Walter zog gespielt den Kopf ein und grinste. Er hatte es nicht so mit dem Auswendiglernen, und wenn er aufgeregt war, vergaß er einfach alles. Ich rannte aus dem Schultor. Wie jeden Tag war ich froh, dass die Schule aus war. Ich fand es überflüssig, da noch hinzugehen, wo es wahrhaftig Wichtigeres zu tun gab für Volk und Vaterland.
Heute, am Vorabend des Geburtstags unseres Führers Adolf Hitler, war ein ganz besonderer Tag für mich, an dem mich die Schule noch mehr nervte als sonst. So beeilte ich mich, den verhassten Bau hinter mir zu lassen.
Meine Kameraden und ich waren uns einig: Unsere Kraft konnte anderweitig wesentlich sinnvoller eingesetzt werden.

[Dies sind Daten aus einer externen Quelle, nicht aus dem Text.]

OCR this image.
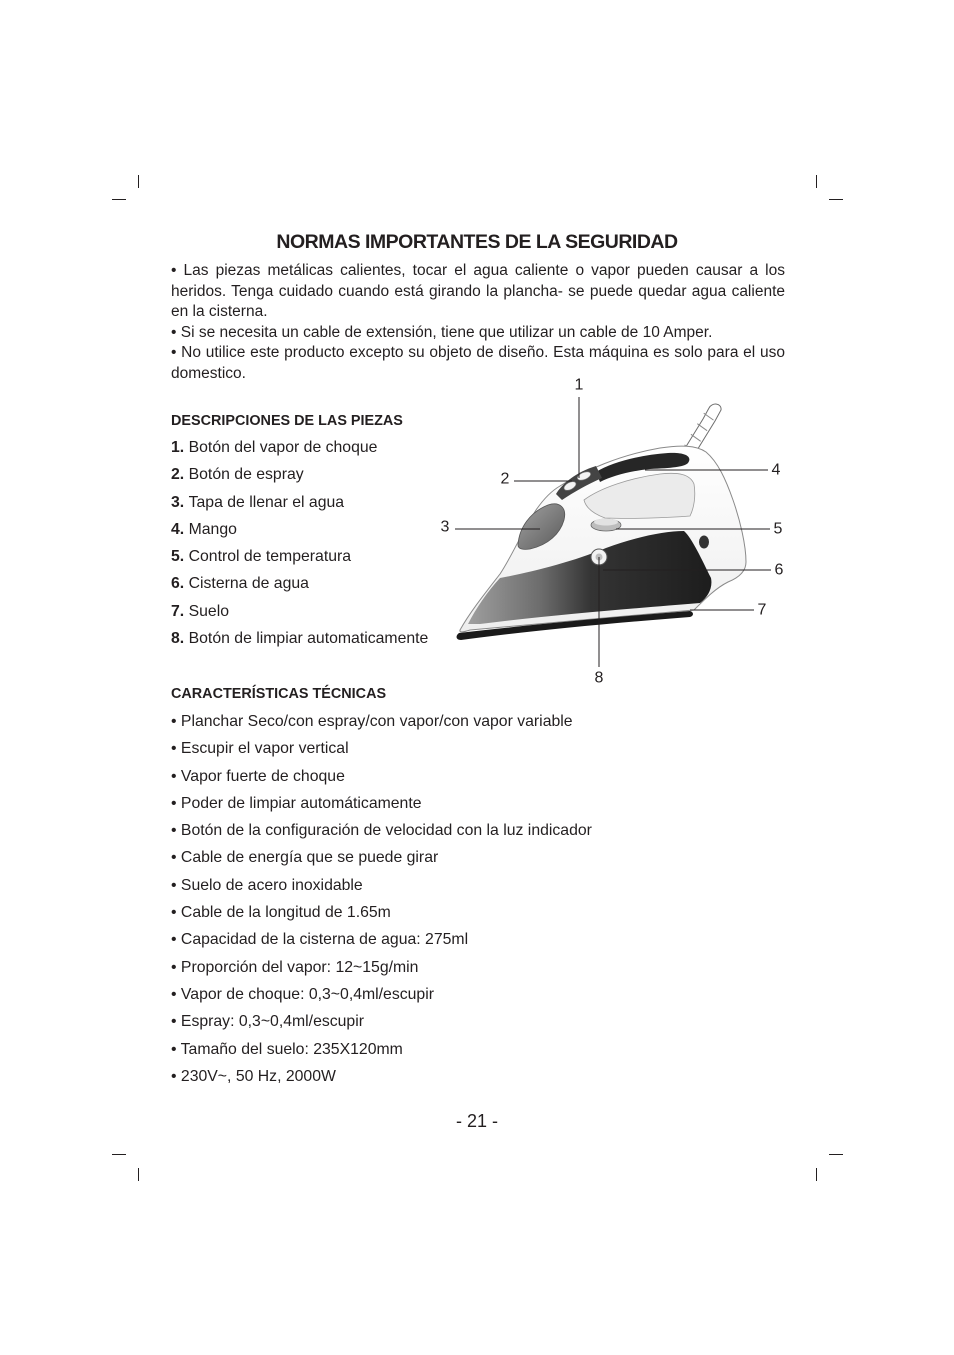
NORMAS IMPORTANTES DE LA SEGURIDAD

• Las piezas metálicas calientes, tocar el agua caliente o vapor pueden causar a los heridos. Tenga cuidado cuando está girando la plancha- se puede quedar agua caliente en la cisterna.

• Si se necesita un cable de extensión, tiene que utilizar un cable de 10 Amper.

• No utilice este producto excepto su objeto de diseño. Esta máquina es solo para el uso domestico.

DESCRIPCIONES DE LAS PIEZAS
1. Botón del vapor de choque
2. Botón de espray
3. Tapa de llenar el agua
4. Mango
5. Control de temperatura
6. Cisterna de agua
7. Suelo
8. Botón de limpiar automaticamente
1
2
3
4
5
6
7
8
CARACTERÍSTICAS TÉCNICAS
• Planchar Seco/con espray/con vapor/con vapor variable
• Escupir el vapor vertical
• Vapor fuerte de choque
• Poder de limpiar automáticamente
• Botón de la configuración de velocidad con la luz indicador
• Cable de energía que se puede girar
• Suelo de acero inoxidable
• Cable de la longitud de 1.65m
• Capacidad de la cisterna de agua: 275ml
• Proporción del vapor: 12~15g/min
• Vapor de choque: 0,3~0,4ml/escupir
• Espray: 0,3~0,4ml/escupir
• Tamaño del suelo: 235X120mm
• 230V~, 50 Hz, 2000W

- 21 -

Es war ein Mittwoch, an dem wir uns, seit ich zehn Jahre alt war, Woche für Woche bei den Pimpfen trafen. Jeder Junge aus unserer Klasse war bei den Pimpfen, und die Mädchen trafen sich im Jungmädelbund. Das hatte die Partei so organisiert. Zusätzlich zu den Treffen am Mittwoch fanden an den Samstagen und in der schulfreien Zeit Zusammenkünfte statt, um gemeinsam Sport zu treiben, Abenteuer zu erleben, Lieder zu singen und unsere Körper ausdauernd zu machen. Wir trainierten ehrgeizig, und auch Schießübungen gehörten dazu. Man musste sich vorbereiten, und wir deutschen Jungs waren hart wie Kruppstahl, zäh wie Leder, flink wie Windhunde und ganz sicher der Nachwuchs, wie unser Führer ihn sich wünschte und auf den er sich verlassen konnte. Der heutige Mittwoch war der Tag, dem ich schon lange entgegengefiebert hatte: Die feierliche Vereidigung zur Aufnahme der Pimpfe in die Hitlerjugend (HJ). Zur Hitlerjugend gehörten alle 14- bis 18-jährigen Jungen, und zukünftig auch Walter und ich.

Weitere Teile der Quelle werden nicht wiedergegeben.